KEY POINTS:
The sheer scale of sub-prime bad debt (nigh on US$350 billion and counting) has a certain grandeur. The fact that so many multi-millionaires chased disaster is awesome. What superhuman force could generate such foolish unison?
The human answer is management process. Disparate companies, employing people of differing dispositions, get bunched together by the sameness with which they do businesses. Competing for the same customers with the same "products", they force themselves towards the same competitive ends and means.
The winners are mavericks, contrarians. Their magic lies in launching into uncharted seas under which nobody else believes riches lie. Leading the 25 top innovators nominated in Business Week are digital aces Apple and Google, which would never have surfaced inside a conventional hulk, with its conservative, historical principles and practices.

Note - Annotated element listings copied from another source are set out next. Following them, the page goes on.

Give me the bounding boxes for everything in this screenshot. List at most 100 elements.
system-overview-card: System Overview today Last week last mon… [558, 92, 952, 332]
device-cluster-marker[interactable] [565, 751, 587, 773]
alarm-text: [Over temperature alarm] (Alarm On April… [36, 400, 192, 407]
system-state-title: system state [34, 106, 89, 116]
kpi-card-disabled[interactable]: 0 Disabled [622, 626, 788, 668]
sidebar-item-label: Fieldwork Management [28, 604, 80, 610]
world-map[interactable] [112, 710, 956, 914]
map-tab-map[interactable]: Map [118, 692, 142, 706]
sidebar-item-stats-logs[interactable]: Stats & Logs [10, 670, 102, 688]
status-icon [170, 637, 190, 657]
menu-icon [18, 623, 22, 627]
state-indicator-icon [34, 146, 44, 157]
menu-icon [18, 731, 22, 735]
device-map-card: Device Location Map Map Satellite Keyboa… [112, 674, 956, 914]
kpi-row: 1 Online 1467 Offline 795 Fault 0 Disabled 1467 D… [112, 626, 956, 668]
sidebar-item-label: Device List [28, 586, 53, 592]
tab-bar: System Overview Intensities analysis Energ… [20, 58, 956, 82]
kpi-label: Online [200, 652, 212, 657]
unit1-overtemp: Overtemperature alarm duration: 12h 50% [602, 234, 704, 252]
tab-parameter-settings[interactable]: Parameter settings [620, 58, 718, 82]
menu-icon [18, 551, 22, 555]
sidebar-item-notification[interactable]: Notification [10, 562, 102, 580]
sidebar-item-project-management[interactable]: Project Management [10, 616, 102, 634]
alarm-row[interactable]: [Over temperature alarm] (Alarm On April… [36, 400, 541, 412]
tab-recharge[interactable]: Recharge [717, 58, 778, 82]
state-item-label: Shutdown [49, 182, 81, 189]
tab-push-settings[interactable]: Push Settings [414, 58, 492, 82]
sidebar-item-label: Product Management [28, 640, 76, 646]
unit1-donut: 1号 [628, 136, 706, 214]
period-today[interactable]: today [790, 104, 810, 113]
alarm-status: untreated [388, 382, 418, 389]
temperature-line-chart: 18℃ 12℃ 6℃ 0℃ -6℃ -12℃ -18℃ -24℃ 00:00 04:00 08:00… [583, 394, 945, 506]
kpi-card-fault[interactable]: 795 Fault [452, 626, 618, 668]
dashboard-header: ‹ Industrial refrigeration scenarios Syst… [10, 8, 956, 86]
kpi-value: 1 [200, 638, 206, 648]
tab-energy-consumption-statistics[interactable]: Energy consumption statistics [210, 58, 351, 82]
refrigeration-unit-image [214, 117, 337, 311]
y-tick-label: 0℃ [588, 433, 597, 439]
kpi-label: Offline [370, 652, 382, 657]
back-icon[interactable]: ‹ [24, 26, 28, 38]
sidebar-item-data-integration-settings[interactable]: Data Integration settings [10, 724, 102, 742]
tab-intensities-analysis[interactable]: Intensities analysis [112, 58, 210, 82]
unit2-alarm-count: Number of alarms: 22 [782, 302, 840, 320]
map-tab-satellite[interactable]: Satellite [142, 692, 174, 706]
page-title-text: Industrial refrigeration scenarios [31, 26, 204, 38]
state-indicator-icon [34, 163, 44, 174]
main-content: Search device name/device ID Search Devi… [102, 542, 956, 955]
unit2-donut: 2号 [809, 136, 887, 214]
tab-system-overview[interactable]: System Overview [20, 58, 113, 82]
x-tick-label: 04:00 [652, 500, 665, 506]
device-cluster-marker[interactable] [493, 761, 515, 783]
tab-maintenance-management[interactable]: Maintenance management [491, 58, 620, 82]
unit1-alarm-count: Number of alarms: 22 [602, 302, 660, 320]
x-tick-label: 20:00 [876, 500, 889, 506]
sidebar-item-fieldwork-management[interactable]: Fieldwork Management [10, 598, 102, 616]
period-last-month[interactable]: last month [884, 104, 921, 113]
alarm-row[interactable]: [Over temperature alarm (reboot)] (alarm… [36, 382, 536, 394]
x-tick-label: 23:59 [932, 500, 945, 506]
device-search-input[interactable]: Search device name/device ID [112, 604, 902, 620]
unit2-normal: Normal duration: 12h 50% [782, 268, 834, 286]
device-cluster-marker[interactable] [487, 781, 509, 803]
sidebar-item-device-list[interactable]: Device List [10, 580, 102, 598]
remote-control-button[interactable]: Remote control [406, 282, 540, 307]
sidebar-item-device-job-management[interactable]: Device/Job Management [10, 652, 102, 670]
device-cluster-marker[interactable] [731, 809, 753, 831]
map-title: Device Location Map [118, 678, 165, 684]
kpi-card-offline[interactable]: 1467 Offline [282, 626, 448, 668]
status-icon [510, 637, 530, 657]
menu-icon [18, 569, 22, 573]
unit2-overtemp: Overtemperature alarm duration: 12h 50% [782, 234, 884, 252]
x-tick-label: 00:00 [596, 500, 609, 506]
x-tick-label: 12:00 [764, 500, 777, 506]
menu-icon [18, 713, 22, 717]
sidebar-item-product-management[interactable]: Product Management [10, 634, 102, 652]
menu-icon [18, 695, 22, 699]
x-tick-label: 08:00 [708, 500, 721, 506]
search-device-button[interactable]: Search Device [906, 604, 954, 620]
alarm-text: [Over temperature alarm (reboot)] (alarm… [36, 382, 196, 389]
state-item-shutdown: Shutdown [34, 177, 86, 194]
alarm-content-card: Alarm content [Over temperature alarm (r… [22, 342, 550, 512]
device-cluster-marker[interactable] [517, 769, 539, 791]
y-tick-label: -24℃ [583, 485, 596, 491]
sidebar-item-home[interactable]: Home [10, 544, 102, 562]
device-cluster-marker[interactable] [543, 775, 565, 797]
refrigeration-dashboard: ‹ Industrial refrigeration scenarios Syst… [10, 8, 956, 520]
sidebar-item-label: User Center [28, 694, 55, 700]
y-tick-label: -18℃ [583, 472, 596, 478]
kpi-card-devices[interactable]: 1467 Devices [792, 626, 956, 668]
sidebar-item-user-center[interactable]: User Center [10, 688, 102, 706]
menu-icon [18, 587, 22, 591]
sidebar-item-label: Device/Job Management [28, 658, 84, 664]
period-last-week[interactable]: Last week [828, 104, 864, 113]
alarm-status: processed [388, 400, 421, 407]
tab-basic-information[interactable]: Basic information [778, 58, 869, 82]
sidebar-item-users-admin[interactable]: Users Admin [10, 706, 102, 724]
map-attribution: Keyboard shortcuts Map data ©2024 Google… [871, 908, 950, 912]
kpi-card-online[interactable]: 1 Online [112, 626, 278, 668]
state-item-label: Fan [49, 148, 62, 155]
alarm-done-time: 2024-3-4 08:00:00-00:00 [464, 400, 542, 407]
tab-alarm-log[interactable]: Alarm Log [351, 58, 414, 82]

Maverick innovation in products and technology is nourished and enabled by process - how companies are run, how the practical activities fit together, how they support the strategic aims. Maverick management is centred on purpose-built processes that encourage high value, facilitate imaginative variation and drive high-powered group working.
None of that permits short-sighted policies generated by short-term issues. When the internet bubble burst, Amazon's stock price slumped from US$100 to US$6. Founder Jeff Bezos, however, kept his eye firmly on the ball - the fact that the fundamentals went on improving, and never mind the shareprice. "My view," Bezos told Business Week, "is that there's no bad time to innovate."
Steve Jobs of Apple and Pixar says likewise, and it's because he stuck to his vision that Pixar's animation business made him a billion. It's not complex. The more you invest in bad times, the better the good times will be.
"Strong companies recognise this, and during a recession, they invest," says Google chief Eric Schmidt.
As usual, Warren Buffett has the perfect words: "Be fearful when others are greedy and greedy when others are fearful."
The conventionally wise are slow to act when a bubble forms. They footle around until the now-huge bubble excites their greed. Then they rush like Gadarene swine to be the first to fall.
Unlike the mavericks, corporate giants often apply short-term considerations to long-term imperatives. That's another part of their old, persistent management model. This ancient device must have everyone marching in step. All important decisions belong to the supreme commander, or chief executive. The plunge into the sub-prime morass was a strategy led from the top.
Oddly enough, Goldman Sachs is ranked as the 21st most innovative company in Business Week - for the elementary step of reversing its sub-prime positions when catastrophe struck, and recovering US$4 billion. Equally odd is the appearance of General Motors at 18th, cited for its efforts in electric cars. In reality, GM's gyrations in this now-vital area offer a convincing demonstration of poor process.
In 2003 chief executive Rick Wagoner, unimpressed by the spectres of oil shortage, global warming and fuel economy regulation, pulled the plug on an ambitious experimental project. Two years later, others had stolen a march on GM in every respect by forging ahead with their electrics.
Last year Wagoner sought to recover lost ground and bet GM's all on an unproven advanced technology. It's a standard Gadarene process. Retaliate only when forced to, get rushed off your feet, raise your bet by seeking hard-to-get technological breakthroughs - and start years behind the pacemakers.
Is there any alternative to conventional unwisdom? Importing mavericks is unlikely to gratify either party. Nor is it necessary.
Toyota, GM's nemesis, differs markedly in management process. Three Japanese authors in the Harvard Business Review argue that its success is based not on conformity, but on contradictions: the company is "stable and paranoid, systematic and experimental, formal and frank".
Toyota "moves slowly, yet takes big leaps", "is frugal but splurges on key areas". The Toyota recipe clearly parallels the principles of maverick management and shows that they can be applied within a major corporation. You don't have to be short-sighted, fearful and greedy. That is sub-prime with a terrible vengeance.